Neste contexto de valor em saúde, o modelo do “fee for service”, a remuneração por serviços, também precisa ser aprimorado, por em geral estimular procedimentos dispendiosos, nem sempre mais eficientes para os beneficiários.  “O ‘fee for service’ provoca um círculo vicioso, em que quem oferta os serviços de saúde gera sua própria demanda. Não se produzem, assim, incentivos robustos para a redução dos custos”, afirmou Vera Valente.

Neste modelo, que tem sido dominante em todo o mundo ao longo de décadas, faltam critérios que estimulem o aprimoramento dos procedimentos, pois na prática os custos são sempre assumidos pelos pagadores, ou seja, as operadoras, no caso da saúde privada, ou o Estado, no caso do sistema público.

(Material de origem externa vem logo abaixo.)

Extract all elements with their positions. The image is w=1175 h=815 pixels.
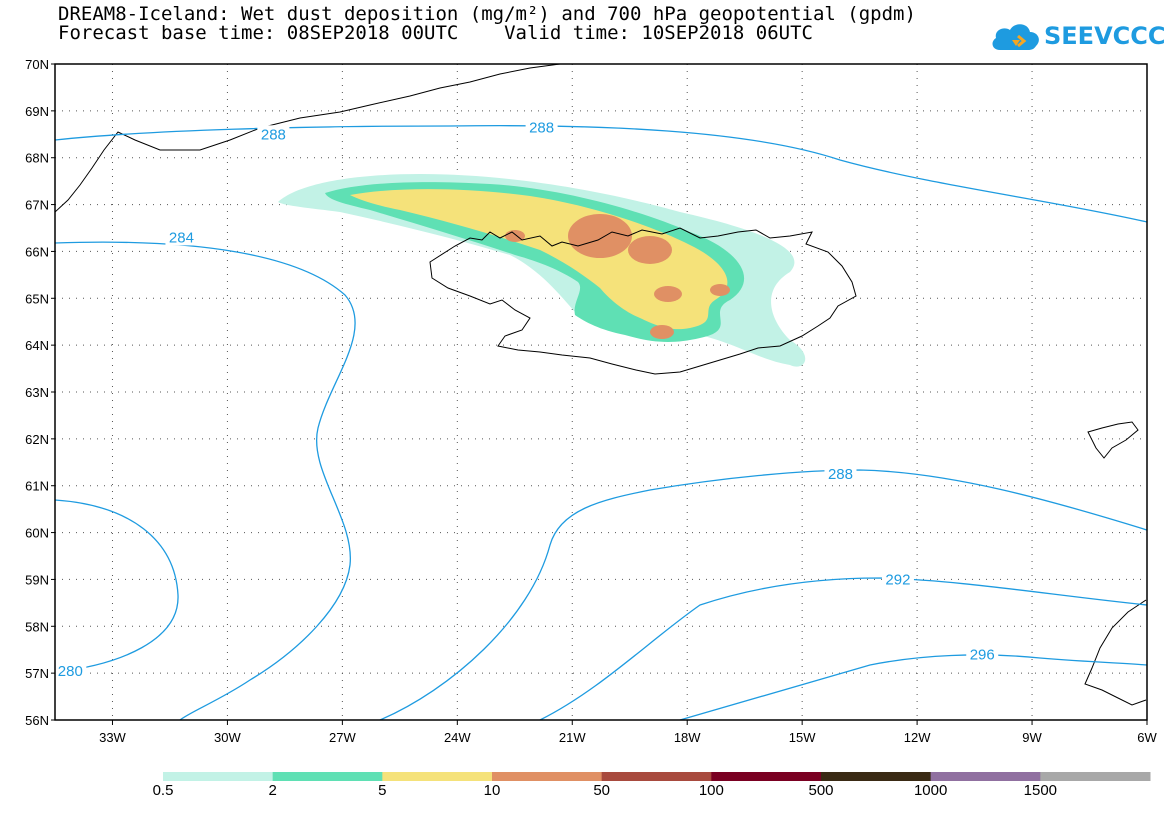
- lat-label: 65N: [25, 291, 49, 306]
- lat-label: 58N: [25, 619, 49, 634]
- colorbar-swatch: [382, 772, 493, 781]
- lat-label: 57N: [25, 666, 49, 681]
- colorbar-label: 2: [268, 782, 277, 799]
- contour-label-bg: [966, 645, 999, 663]
- greenland-coast: [55, 64, 561, 213]
- map-gridlines: [55, 64, 1147, 720]
- colorbar-label: 100: [698, 782, 724, 799]
- colorbar-swatch: [821, 772, 932, 781]
- colorbar-swatch: [272, 772, 383, 781]
- contour-label: 292: [885, 571, 910, 588]
- forecast-time-line: Forecast base time: 08SEP2018 00UTC Vali…: [58, 22, 813, 44]
- dust-level-10: [654, 286, 682, 302]
- dust-level-10: [628, 236, 672, 264]
- colorbar-label: 0.5: [152, 782, 174, 799]
- contour-label-bg: [55, 661, 87, 679]
- colorbar-swatch: [930, 772, 1041, 781]
- contour-label: 288: [828, 466, 853, 483]
- colorbar-label: 5: [378, 782, 387, 799]
- contour-label-bg: [525, 118, 558, 136]
- colorbar-swatch: [1040, 772, 1151, 781]
- contour-label: 284: [169, 229, 194, 246]
- lat-label: 56N: [25, 713, 49, 728]
- lon-label: 27W: [329, 730, 356, 745]
- contour-label: 280: [58, 663, 83, 680]
- lon-label: 21W: [559, 730, 586, 745]
- contour-288-south: [379, 469, 1147, 720]
- contour-label-bg: [165, 228, 198, 246]
- colorbar-swatch: [163, 772, 274, 781]
- lon-label: 30W: [214, 730, 241, 745]
- contour-296: [679, 654, 1147, 720]
- dust-level-10: [650, 325, 674, 339]
- colorbar-label: 50: [593, 782, 610, 799]
- lat-label: 60N: [25, 526, 49, 541]
- contour-label-bg: [881, 570, 914, 588]
- coastline: [55, 64, 1147, 706]
- contour-280: [55, 499, 179, 673]
- scotland-coast: [1084, 599, 1147, 706]
- colorbar-label: 500: [808, 782, 834, 799]
- axis-ticks: [51, 63, 1148, 725]
- lat-label: 66N: [25, 244, 49, 259]
- lat-label: 63N: [25, 385, 49, 400]
- cloud-icon: [992, 24, 1039, 50]
- logo-text: SEEVCCC: [1044, 22, 1166, 50]
- wet-dust-deposition-field: [278, 174, 806, 367]
- lat-label: 64N: [25, 338, 49, 353]
- contour-292: [539, 577, 1147, 720]
- colorbar-label: 10: [483, 782, 501, 799]
- lon-label: 24W: [444, 730, 471, 745]
- lat-label: 62N: [25, 432, 49, 447]
- colorbar: [163, 772, 1151, 781]
- colorbar-label: 1500: [1023, 782, 1058, 799]
- faroe-coast: [1087, 421, 1139, 459]
- lon-label: 18W: [674, 730, 701, 745]
- dust-level-10: [568, 214, 632, 258]
- dust-level-10: [710, 284, 730, 296]
- colorbar-label: 1000: [913, 782, 948, 799]
- lat-label: 61N: [25, 479, 49, 494]
- colorbar-swatch: [711, 772, 822, 781]
- contour-label: 296: [970, 646, 995, 663]
- contour-label-bg: [824, 465, 857, 482]
- lat-label: 68N: [25, 151, 49, 166]
- colorbar-swatch: [492, 772, 603, 781]
- lon-label: 12W: [904, 730, 931, 745]
- lat-label: 59N: [25, 572, 49, 587]
- contour-284: [55, 241, 356, 720]
- latitude-labels: 70N 69N 68N 67N 66N 65N 64N 63N 62N 61N 60N 59N 58N 5…: [25, 57, 49, 728]
- lat-label: 67N: [25, 198, 49, 213]
- geopotential-contours: [55, 125, 1147, 720]
- contour-labels: 288 288 284 288 292 296 280: [55, 118, 999, 680]
- lon-label: 33W: [99, 730, 126, 745]
- contour-label: 288: [261, 126, 286, 143]
- map-title: DREAM8-Iceland: Wet dust deposition (mg/…: [58, 3, 916, 25]
- longitude-labels: 33W 30W 27W 24W 21W 18W 15W 12W 9W 6W: [99, 730, 1157, 745]
- contour-288-north: [55, 125, 1147, 223]
- iceland-coast: [429, 227, 857, 375]
- colorbar-swatch: [601, 772, 712, 781]
- lon-label: 9W: [1022, 730, 1042, 745]
- lat-label: 70N: [25, 57, 49, 72]
- lon-label: 15W: [789, 730, 816, 745]
- contour-label: 288: [529, 119, 554, 136]
- dust-level-5: [350, 189, 728, 330]
- lat-label: 69N: [25, 104, 49, 119]
- contour-label-bg: [257, 125, 290, 143]
- lon-label: 6W: [1137, 730, 1157, 745]
- seevccc-logo: SEEVCCC: [990, 20, 1166, 56]
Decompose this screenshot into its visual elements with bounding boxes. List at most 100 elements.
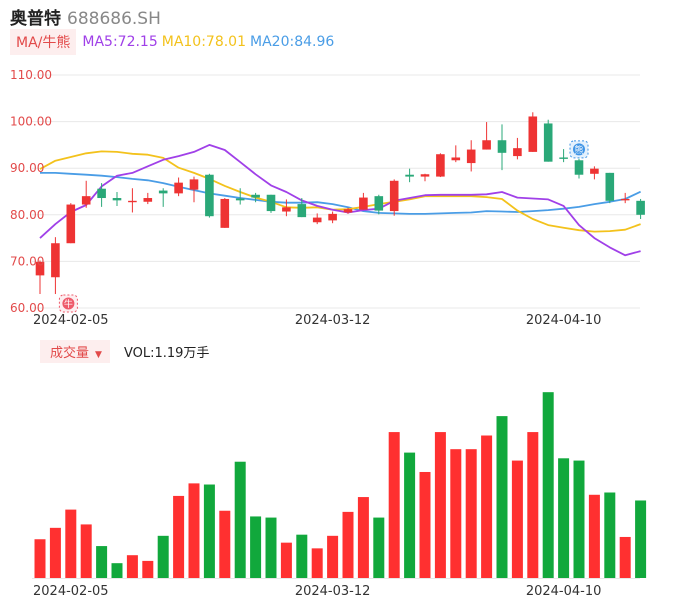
ma5-value: MA5:72.15 <box>82 34 158 50</box>
volume-bar[interactable] <box>527 432 539 578</box>
volume-bar[interactable] <box>280 542 292 578</box>
candle[interactable] <box>251 192 260 203</box>
volume-bar[interactable] <box>511 460 523 578</box>
volume-bar[interactable] <box>604 492 616 579</box>
candle[interactable] <box>436 153 445 178</box>
candle-body <box>482 140 491 150</box>
candle[interactable] <box>543 119 553 162</box>
volume-bar[interactable] <box>327 535 339 578</box>
volume-bar[interactable] <box>588 494 600 578</box>
candle[interactable] <box>282 199 291 217</box>
volume-bar[interactable] <box>219 510 231 578</box>
candle[interactable] <box>35 260 45 295</box>
volume-bar[interactable] <box>80 524 92 578</box>
candle[interactable] <box>590 166 599 180</box>
candle[interactable] <box>359 192 368 210</box>
candle[interactable] <box>636 198 645 219</box>
volume-bar[interactable] <box>203 484 215 578</box>
volume-bar[interactable] <box>311 548 323 578</box>
candle[interactable] <box>389 179 399 216</box>
volume-bar[interactable] <box>434 432 446 578</box>
candle[interactable] <box>235 188 245 205</box>
candle[interactable] <box>97 183 106 207</box>
candle[interactable] <box>220 198 230 228</box>
candle[interactable] <box>559 149 568 163</box>
candle-body <box>620 198 630 201</box>
volume-bar[interactable] <box>173 495 185 578</box>
volume-bar[interactable] <box>49 527 61 578</box>
volume-bar[interactable] <box>157 535 169 578</box>
volume-bar[interactable] <box>357 497 369 578</box>
volume-bar[interactable] <box>188 483 200 578</box>
ma5-line <box>39 143 641 257</box>
volume-bar[interactable] <box>635 500 647 578</box>
volume-bar[interactable] <box>34 539 46 578</box>
volume-bar[interactable] <box>404 452 416 578</box>
candle[interactable] <box>420 173 430 182</box>
candle[interactable] <box>266 194 276 213</box>
candle-body <box>343 209 353 213</box>
candle[interactable] <box>451 145 461 163</box>
stock-code: 688686.SH <box>67 9 161 29</box>
candle[interactable] <box>620 192 630 204</box>
candle-body <box>451 157 461 161</box>
volume-bar[interactable] <box>342 511 354 578</box>
volume-bar[interactable] <box>619 536 631 578</box>
volume-bar[interactable] <box>419 471 431 578</box>
candle[interactable] <box>66 203 76 244</box>
candle[interactable] <box>81 180 91 208</box>
candle[interactable] <box>297 198 307 218</box>
candle[interactable] <box>189 176 199 203</box>
volume-bar[interactable] <box>496 416 508 578</box>
volume-bar[interactable] <box>450 449 462 578</box>
volume-bar[interactable] <box>111 563 123 578</box>
volume-bar[interactable] <box>465 449 477 578</box>
candle[interactable] <box>51 237 60 295</box>
candle[interactable] <box>497 124 507 171</box>
dropdown-caret-icon: ▼ <box>95 349 102 360</box>
volume-bar[interactable] <box>558 458 570 578</box>
candle[interactable] <box>466 140 476 172</box>
volume-bar[interactable] <box>388 432 400 578</box>
bull-bear-markers: 牛熊 <box>58 140 589 313</box>
candle[interactable] <box>158 188 168 207</box>
volume-bar[interactable] <box>542 392 554 578</box>
volume-bar[interactable] <box>296 534 308 578</box>
candle-body <box>235 198 245 201</box>
volume-bar[interactable] <box>234 461 246 578</box>
candle[interactable] <box>513 137 522 160</box>
candle[interactable] <box>374 194 384 215</box>
volume-bar[interactable] <box>265 517 277 578</box>
candle[interactable] <box>205 173 214 218</box>
candle-body <box>605 172 615 201</box>
volume-bar[interactable] <box>126 555 138 578</box>
candle[interactable] <box>528 112 538 152</box>
volume-indicator-selector[interactable]: 成交量 ▼ <box>40 339 110 363</box>
ma-indicator-selector[interactable]: MA/牛熊 <box>10 29 77 55</box>
candle-body <box>574 160 584 175</box>
candle[interactable] <box>328 211 337 224</box>
candle[interactable] <box>405 168 414 183</box>
candle[interactable] <box>143 192 153 205</box>
volume-bar[interactable] <box>250 516 262 578</box>
volume-bar[interactable] <box>96 546 108 578</box>
bull-icon: 牛 <box>58 294 78 313</box>
candle-body <box>436 154 445 177</box>
candle[interactable] <box>174 177 183 197</box>
bear-icon-badge <box>573 143 585 156</box>
candle[interactable] <box>343 207 353 214</box>
candle-body <box>112 198 122 201</box>
candle[interactable] <box>574 158 584 179</box>
volume-bar[interactable] <box>573 460 585 578</box>
volume-bar[interactable] <box>373 517 385 578</box>
volume-bar[interactable] <box>481 435 493 579</box>
volume-bar[interactable] <box>65 509 77 578</box>
candle[interactable] <box>482 122 491 150</box>
candle[interactable] <box>312 213 322 225</box>
candle[interactable] <box>112 191 122 206</box>
candle[interactable] <box>605 172 615 204</box>
candle-body <box>405 174 414 177</box>
volume-bar[interactable] <box>142 560 154 578</box>
candle[interactable] <box>128 188 137 213</box>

Os debatedores também discutiram a proposta de criação de uma agência única de avaliação de tecnologias, unindo a Conitec (Comissão Nacional de Incorporação de Tecnologias no SUS), do Ministério da Saúde, à análise da ANS, que cuida do assunto na perspectiva da saúde suplementar. “Se a gente institucionaliza isso num organismo único, unindo os esforços, com celeridade, independência, a sociedade vai se beneficiar”, disse Denizar Vianna.